Kim Ki-duk ist einer der fleißigsten Filmkunsthandwerker des internationalen Festivalbetriebs. Überraschenderweiße ist er trotz beeindruckender Arbeitsfrequenz (mindestens ein Film pro Jahr) und dem überschaubaren Zutatenschatz seines Oeuvres ein klassischer Hit or Miss Regisseur. Oder schleichen sich vielleicht Metarhythmen in die Filmografie ein? Zumindest bezogen auf die letzten sechs Werke (soeben erschienen sind in einer schönen Edition zwei Frühwerke, mehr hier) finden sich zwei parallele Dreiklänge mit Filmen jeweils völlig unterschiedlicher, innerhalb der jeweiligen Serie aufsteigender Qualität. Zuerst exotistisch-berechnender Quatsch (Frühling, Sommer, Herbst, Winter... und Frühling, 2003; The Bow, 2005), dann High-Concept Themenfilme mit leichtem Exploitationeinschlag (Samaria, 2004; Time, 2006) und schließlich radikalformalistische Fast-Meisterwerke (Bin-jip, 2004; Breath, 2007). Zu vermuten ist, dass der Regisseur mit den Werkgruppen jeweils völlig unterschiedliche Ziele verfolgt. Die erstere zielt aufs europäische Arthauskino proper, das gerne über das so ganz Fremde Andere staunt und dabei nicht bemerkt, dass es lediglich seinen eigenen Fantasien ins Gesicht blickt. Die zweite Gruppe zielt eventuell etwas stärker auf den Heimatmarkt, bleibt zumindest näher am kommerziellen Genrekino. Die dritte schließlich liefert Rätselkino ohne Auflösung zwecks Selbstinthronisierung im Auteurspantheon. Die erste Kategorie zielt auf die Marke, die zweite aufs Geld, die dritte auf die Ewigkeit.
Time positioniert sich also in der leider tendenziell etwas lauen Mitte des Kim Ki-dukschen Universums.

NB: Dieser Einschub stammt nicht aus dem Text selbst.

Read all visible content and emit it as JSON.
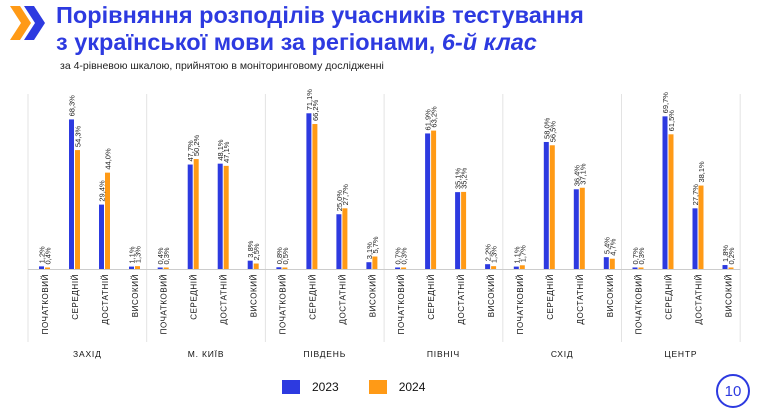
{
  "header": {
    "title_line1": "Порівняння розподілів учасників тестування",
    "title_line2_main": "з української мови за регіонами, ",
    "title_line2_italic": "6-й клас",
    "subtitle": "за 4-рівневою шкалою, прийнятою в моніторинговому дослідженні"
  },
  "page_number": "10",
  "colors": {
    "series_2023": "#2d3ae0",
    "series_2024": "#ff9a16",
    "accent": "#2d3ae0",
    "accent_light": "#ff9a16"
  },
  "legend": [
    {
      "label": "2023",
      "color": "#2d3ae0"
    },
    {
      "label": "2024",
      "color": "#ff9a16"
    }
  ],
  "chart_data": {
    "type": "bar",
    "title": "Порівняння розподілів учасників тестування з української мови за регіонами, 6-й клас",
    "subtitle": "за 4-рівневою шкалою, прийнятою в моніторинговому дослідженні",
    "levels": [
      "ПОЧАТКОВИЙ",
      "СЕРЕДНІЙ",
      "ДОСТАТНІЙ",
      "ВИСОКИЙ"
    ],
    "series_names": [
      "2023",
      "2024"
    ],
    "ylim": [
      0,
      75
    ],
    "legend_position": "bottom",
    "groups": [
      {
        "region": "ЗАХІД",
        "values_2023": [
          1.2,
          68.3,
          29.4,
          1.1
        ],
        "labels_2023": [
          "1,2%",
          "68,3%",
          "29,4%",
          "1,1%"
        ],
        "values_2024": [
          0.4,
          54.3,
          44.0,
          1.3
        ],
        "labels_2024": [
          "0,4%",
          "54,3%",
          "44,0%",
          "1,3%"
        ]
      },
      {
        "region": "М. КИЇВ",
        "values_2023": [
          0.4,
          47.7,
          48.1,
          3.8
        ],
        "labels_2023": [
          "0,4%",
          "47,7%",
          "48,1%",
          "3,8%"
        ],
        "values_2024": [
          0.3,
          50.2,
          47.1,
          2.5
        ],
        "labels_2024": [
          "0,3%",
          "50,2%",
          "47,1%",
          "2,5%"
        ]
      },
      {
        "region": "ПІВДЕНЬ",
        "values_2023": [
          0.8,
          71.1,
          25.0,
          3.1
        ],
        "labels_2023": [
          "0,8%",
          "71,1%",
          "25,0%",
          "3,1%"
        ],
        "values_2024": [
          0.5,
          66.2,
          27.7,
          5.7
        ],
        "labels_2024": [
          "0,5%",
          "66,2%",
          "27,7%",
          "5,7%"
        ]
      },
      {
        "region": "ПІВНІЧ",
        "values_2023": [
          0.7,
          61.9,
          35.1,
          2.2
        ],
        "labels_2023": [
          "0,7%",
          "61,9%",
          "35,1%",
          "2,2%"
        ],
        "values_2024": [
          0.3,
          63.2,
          35.2,
          1.3
        ],
        "labels_2024": [
          "0,3%",
          "63,2%",
          "35,2%",
          "1,3%"
        ]
      },
      {
        "region": "СХІД",
        "values_2023": [
          1.1,
          58.0,
          36.4,
          5.4
        ],
        "labels_2023": [
          "1,1%",
          "58,0%",
          "36,4%",
          "5,4%"
        ],
        "values_2024": [
          1.7,
          56.5,
          37.1,
          4.7
        ],
        "labels_2024": [
          "1,7%",
          "56,5%",
          "37,1%",
          "4,7%"
        ]
      },
      {
        "region": "ЦЕНТР",
        "values_2023": [
          0.7,
          69.7,
          27.7,
          1.8
        ],
        "labels_2023": [
          "0,7%",
          "69,7%",
          "27,7%",
          "1,8%"
        ],
        "values_2024": [
          0.3,
          61.5,
          38.1,
          0.2
        ],
        "labels_2024": [
          "0,3%",
          "61,5%",
          "38,1%",
          "0,2%"
        ]
      }
    ]
  }
}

Es geht um Schönheitsoperationen sowie darum, was sich damit filmisch so alles anstellen lässt und zwar auch jenseits der Nip/Tuck- beziehungsweise RTL-Liga. Im Ansatz gelingt dem Koreaner denn auch tatsächlich eine amüsante Verwechslungstragikomödie. Schön ist vor allem die Figurenzeichnung, die nicht nur von ferne an den ungleich begabteren Kollegen Hong Sang-soo erinnert. Interessanterweise ist hier die Frau weitaus psychotischer als der Mann. Insbesondere eine Szene früh im Film, in einem Cafe, ist großartig. Jedes Wort, jede Geste führt unweigerlich und folgerichtig in die falsche Richtung.
In erster Linie ist Kim Ki-duk natürlich Formalist. Leider kommt der Formalismus in Time, anders als bei Hong Sang-soo, größtenteils von außen und nicht aus dem Erzählmaterial selbst (auch deshalb ist Kim Ki-duk umso besser, je weniger er erzählt: Die Erzählung ist immer Überschuss, nie Teil des formalen Programms). Also müssen die Hauptfiguren vor und nach der einschneidenden OP auf albernen Wasserskulpturen herumturnen (eine dieser Skulpturen schmückt nebenbei bemerkt das Titelbild der neuen Splatting Image) und auch sonst so einigen Unsinn machen. Und das ist denn doch wieder etwas ermüdend.